Connue du grand public à la suite d’une vidéo devenue virale sur les réseaux sociaux, Florence Kingbo a comparu à la barre dans une attitude jugée provocatrice. Mâchant ostensiblement un chewing-gum devant la Cour, elle a suscité l’interpellation du ministère public. Questionnée par la cinquième substitut du procureur spécial sur ce comportement, la prévenue a répondu sur un ton insolent : « Depuis quand est-il interdit de manger ? », selon les propos rapportés par l’envoyé spécial de Libre Express.

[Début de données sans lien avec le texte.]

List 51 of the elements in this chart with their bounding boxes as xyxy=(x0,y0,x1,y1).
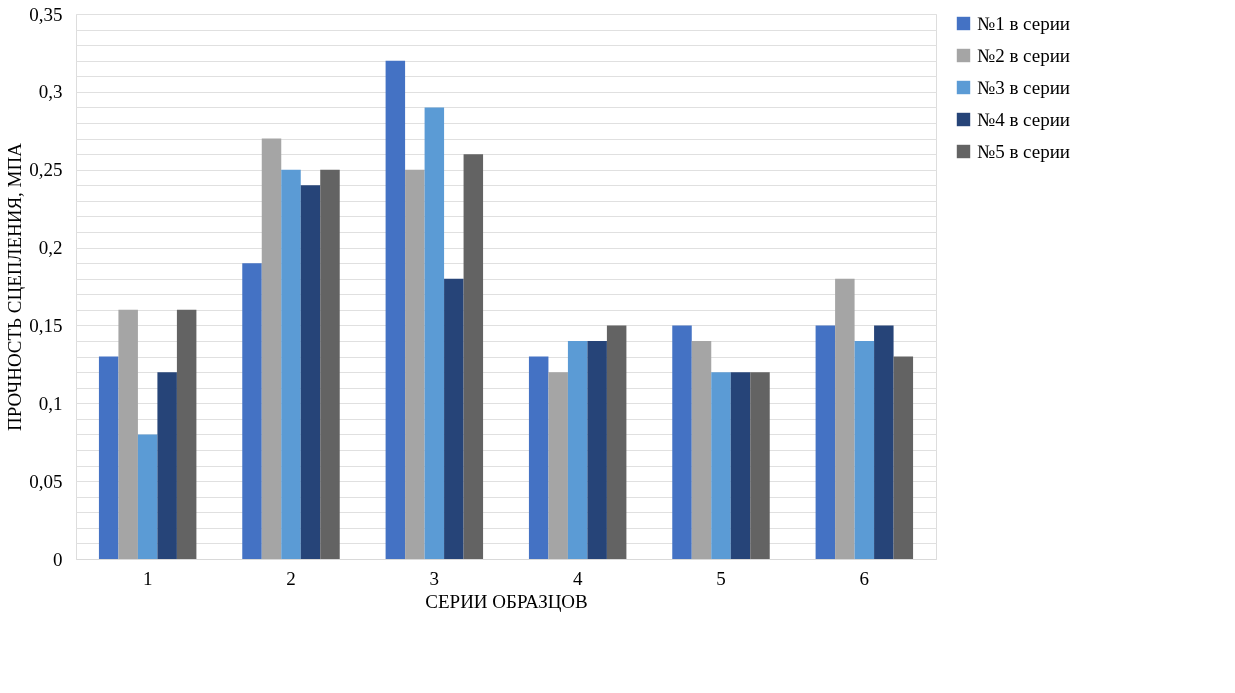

Cette posture désinvolte s’est poursuivie lors de la phase d’inculpation. Invitée à préciser la langue dans laquelle elle s’exprimait, la tiktokeuse a livré une réponse jugée provocatrice, déclenchant la colère de la présidente de céans. Cette dernière a alors sommé son conseil, maître Aboubacar Baparapé, de rappeler sa cliente à l’ordre. Interrogée sur les faits mis à sa charge, Florence Kingbo a reconnu sans détour les accusations portées contre elle, adoptant un ton défiant. « Oui, je reconnais les faits. Depuis l’arrivée de Patrice Talon au pouvoir, ceux qui insultent Boni Yayi ne sont pas inquiétés, mais ceux qui s’en prennent à Talon le sont », a-t-elle déclaré à la barre.

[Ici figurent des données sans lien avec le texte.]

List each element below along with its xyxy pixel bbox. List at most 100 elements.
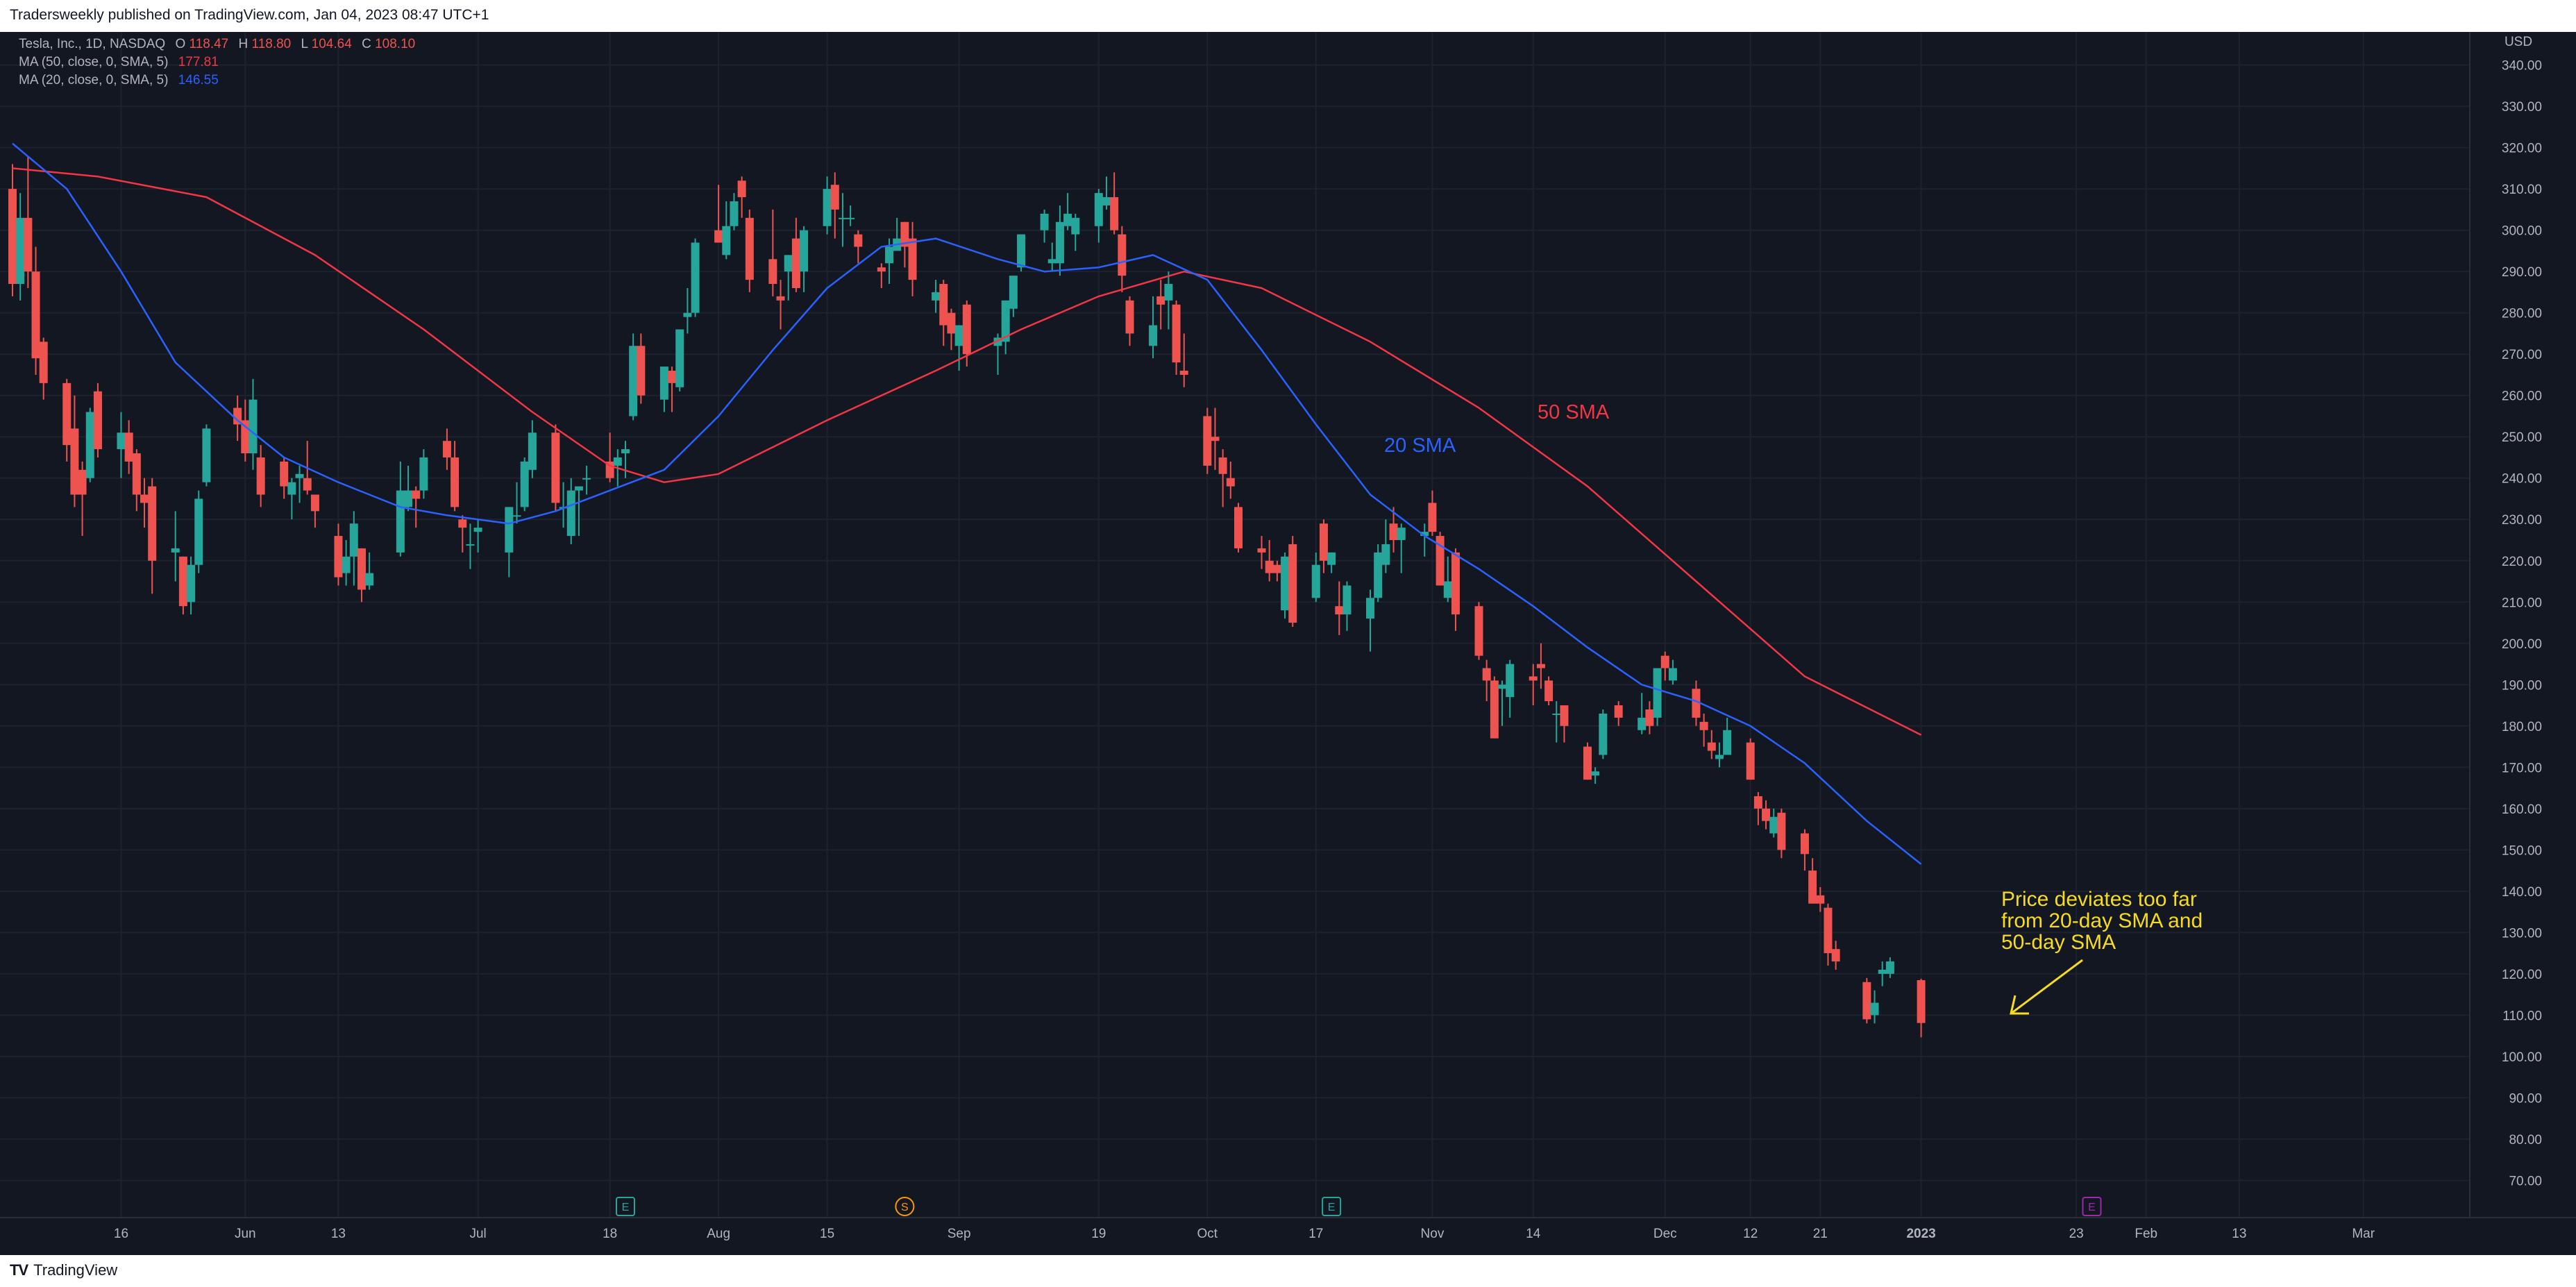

Sur le fond du dossier, son avocat a plaidé l’irresponsabilité pénale de sa cliente, soutenant que celle-ci souffrirait de troubles mentaux. Une thèse aussitôt rejetée par la prévenue elle-même, qui a nié toute forme de folie, affirmant que « les personnes folles se promènent nues », ce qui, selon elle, ne serait pas son cas.
À l’issue des débats, le ministère public a sollicité un renvoi afin de préparer ses réquisitions. La défense, quant à elle, a demandé la mise en liberté provisoire de la prévenue, invoquant la nécessité de « la protéger d’elle-même » en milieu carcéral. Une requête à laquelle le parquet spécial s’est opposé. La Cour a finalement renvoyé l’affaire au mardi 24 mars 2026, date à laquelle le ministère public présentera ses réquisitions, et statuera également sur la demande de remise en liberté provisoire. L’annonce de ce renvoi a provoqué une nouvelle sortie verbale de Florence Kingbo. Devant la Cour, elle a affirmé que le dossier pouvait être renvoyé « même en 2030 », se disant « très à l’aise en prison », où elle mangerait « sept fois par jour ». Face à ces propos jugés outrageants, la présidente de céans a ordonné son évacuation immédiate de la salle d’audience.
Pour rappel, Florence Kingbo avait été placée sous mandat de dépôt le 18 décembre 2025, à la suite de la diffusion d’une vidéo dans laquelle elle s’en prenait violemment au président de la République, Patrice Talon qu'elle qualifiait de « tyran » tout en visant également la Première Dame, Claudine Talon, ainsi que leur fils.